Interview with ASIFMA CEO Peter Stein
"Improvements Needed in Foreign Investor Accounts and English-Language Disclosures"
"Regulatory Predictability on Short Selling and Other Issues Is Crucial"
"For South Korea to be included in the MSCI Developed Market Index, a high degree of liberalization in the onshore foreign exchange market must be achieved, and there should be no discrimination among investors."
Peter Stein, Chief Executive Officer (CEO) of the Asia Securities Industry & Financial Markets Association (ASIFMA), said in a written interview with The Asia Business Daily on January 2, "It is difficult to definitively point to specific policies or market reforms that would increase the likelihood of South Korea's inclusion in the index," but added, "South Korea has several important reform tasks to attract and retain foreign investment."

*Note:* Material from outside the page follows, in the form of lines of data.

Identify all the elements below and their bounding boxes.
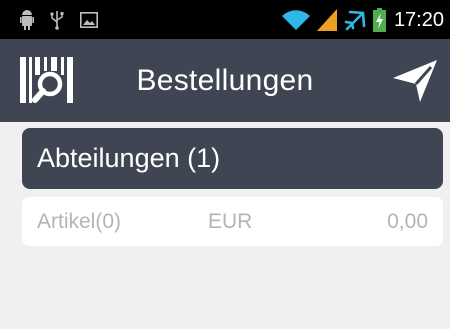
usb-icon [50, 11, 64, 30]
clock: 17:20 [393, 8, 444, 31]
barcode-scan-icon[interactable] [20, 57, 74, 103]
departments-header[interactable]: Abteilungen (1) [22, 128, 443, 189]
image-notification-icon [80, 12, 98, 28]
notification-icons [20, 9, 98, 31]
status-bar: 17:20 [0, 0, 450, 39]
airplane-mode-icon [344, 10, 366, 31]
send-icon[interactable] [393, 60, 437, 102]
android-debug-icon [20, 10, 34, 30]
order-summary-row[interactable]: Artikel(0) EUR 0,00 [22, 197, 443, 246]
wifi-icon [281, 10, 310, 31]
app-bar: Bestellungen [0, 39, 450, 122]
currency-label: EUR [208, 210, 253, 233]
battery-charging-icon [372, 8, 386, 32]
total-amount: 0,00 [387, 210, 428, 233]
cell-signal-icon [316, 9, 337, 31]
article-count: Artikel(0) [37, 210, 122, 233]
system-icons: 17:20 [281, 6, 444, 34]
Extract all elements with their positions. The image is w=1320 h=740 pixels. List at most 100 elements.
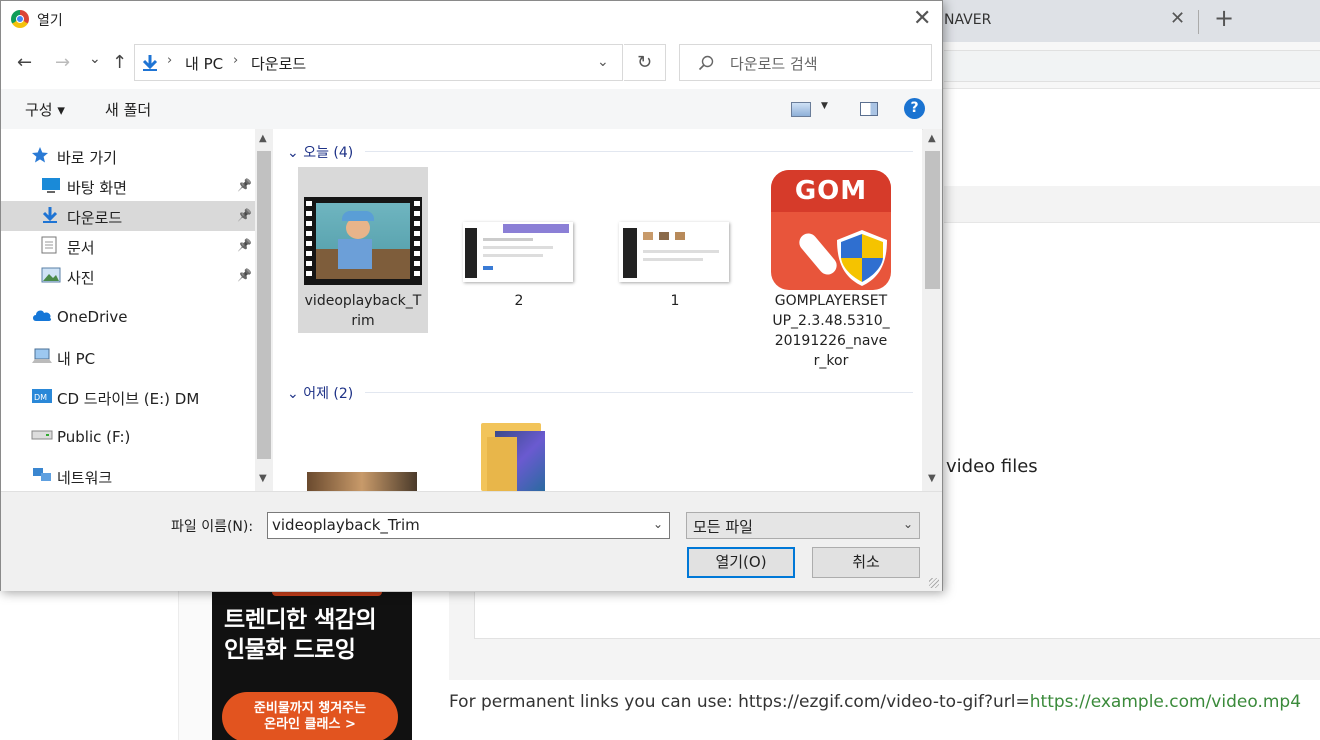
scroll-up-arrow-icon[interactable]: ▲ bbox=[259, 133, 267, 144]
gom-logo-text: GOM bbox=[794, 176, 868, 206]
drive-icon bbox=[31, 427, 53, 445]
scroll-thumb[interactable] bbox=[925, 151, 940, 289]
forward-arrow-icon[interactable]: → bbox=[55, 52, 70, 73]
sidebar-item-label: 다운로드 bbox=[67, 209, 123, 227]
back-arrow-icon[interactable]: ← bbox=[17, 52, 32, 73]
file-item-image-1[interactable]: 1 bbox=[610, 167, 740, 333]
refresh-button[interactable]: ↻ bbox=[624, 44, 666, 81]
sidebar-item[interactable]: Public (F:) bbox=[1, 422, 255, 452]
sidebar-item-label: OneDrive bbox=[57, 308, 128, 326]
file-item-gomplayer-setup[interactable]: GOM GOMPLAYERSETUP_2.3.48.5310_20191226_… bbox=[766, 167, 896, 377]
scroll-thumb[interactable] bbox=[257, 151, 271, 459]
folder-thumbnail[interactable] bbox=[481, 423, 555, 491]
ad-cta-line-2: 온라인 클래스 > bbox=[264, 717, 356, 732]
filename-label: 파일 이름(N): bbox=[171, 519, 254, 535]
dialog-title-bar[interactable]: 열기 ✕ bbox=[1, 1, 942, 37]
file-name: videoplayback_Trim bbox=[304, 293, 422, 329]
resize-grip-icon[interactable] bbox=[929, 578, 939, 588]
breadcrumb-my-pc[interactable]: 내 PC bbox=[185, 53, 223, 74]
dialog-toolbar: 구성 ▾ 새 폴더 ▼ ? bbox=[1, 89, 942, 130]
group-yesterday-label: 어제 (2) bbox=[303, 386, 354, 402]
star-icon bbox=[31, 146, 49, 168]
group-header-yesterday[interactable]: ⌄ 어제 (2) bbox=[287, 383, 353, 403]
video-frame bbox=[316, 203, 410, 279]
file-list-pane: ⌄ 오늘 (4) videoplayback_Trim 2 1 GOM GOMP… bbox=[273, 129, 922, 491]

ASIFMA, whose members include 160 global investors and financial institutions such as Goldman Sachs and JP Morgan, is a leading organization that has promoted improved access for foreign investors and enhanced market structure in Asia’s capital markets by making policy recommendations and advocating for regulatory improvements.
Peter Stein, Chief Executive Officer (CEO) of the Asia Securities Industry & Financial Markets Association (ASIFMA). ASIFMA
First, CEO Stein highlighted that South Korea was one of the best-performing stock markets in the world throughout 2025. He noted, "The government's 'KOSPI 5000' target is getting closer," and assessed, "South Korea's gross domestic product (GDP) and per capita income levels are similar to those of other developed countries, and the size and liquidity of its stock market also meet developed market standards."
However, Stein refrained from directly answering questions about the timing of South Korea's inclusion in the MSCI Developed Market Index, a campaign pledge of the Lee Jaemyung administration, or the possibility of being designated as a 'watch list' country in 2026. He said, "We highly appreciate the reform measures already introduced in the foreign exchange market, including the Registered Foreign Exchange Institution (RFI) system," but also pointed out, "MSCI will need to monitor how effectively these systems are being utilized in the actual market."
In particular, CEO Stein emphasized that, to be recognized as a developed market by MSCI, it is essential to achieve: a high level of liberalization in the onshore foreign exchange market; minimal restrictions on two-way capital flows; efficient market operations; equal treatment of investors; and advanced onshore and offshore foreign exchange markets. In the case of South Korea, he indicated that these areas still do not fully meet developed market standards. This was also identified as a shortcoming last year when South Korea failed to be added to the watch list despite expectations for a KOSPI rally. To be included in the MSCI Developed Market Index, a country must first be designated as a watch list country for at least one year, then undergo a formal index inclusion process, which involves three steps in total before actual inclusion.
CEO Stein stated, "The lifting of the short-selling ban in March last year was an important step forward, but the industry is experiencing teething issues with the newly introduced Naked Short Sale Detection System (NSDS)," adding, "To fully normalize securities borrowing and lending (SBL), these issues need to be resolved." Accordingly, he urged Korean authorities to consider simplifying those aspects of the current system that impose significant operational burdens.
Specifically, regarding the recent decision by financial authorities to remove the restrictions on who can open foreign investor omnibus accounts, he pointed out, "Settlement is still processed by investor ID, which limits their usability." He also called for continued improvements in English-language disclosures. Additionally, as a further measure to normalize securities lending transactions, he suggested a "review of the penalty system for violations of short-selling regulations." He explained, "This could include mitigating risks arising from operational errors and aligning Korea’s system more closely with those of other international financial centers."
CEO Stein repeatedly emphasized that policy stability and regulatory predictability are fundamental to resolving the chronic 'Korea Discount' attached to the Korean stock market. He pointed out, "In Korea’s case, frequent changes in short-selling policy over recent years, combined with excessive fines and criminal penalties, have undermined the predictability of regulation." Nevertheless, he stated, "This year's outstanding performance of the Korean stock market demonstrates the significant potential returns available when investing in an economy with advanced technology and manufacturing competitiveness. If policies are clearly designed, consistently enforced, and sufficiently discussed with the industry, this will lead to continued market revaluation and the resolution of the Korea Discount."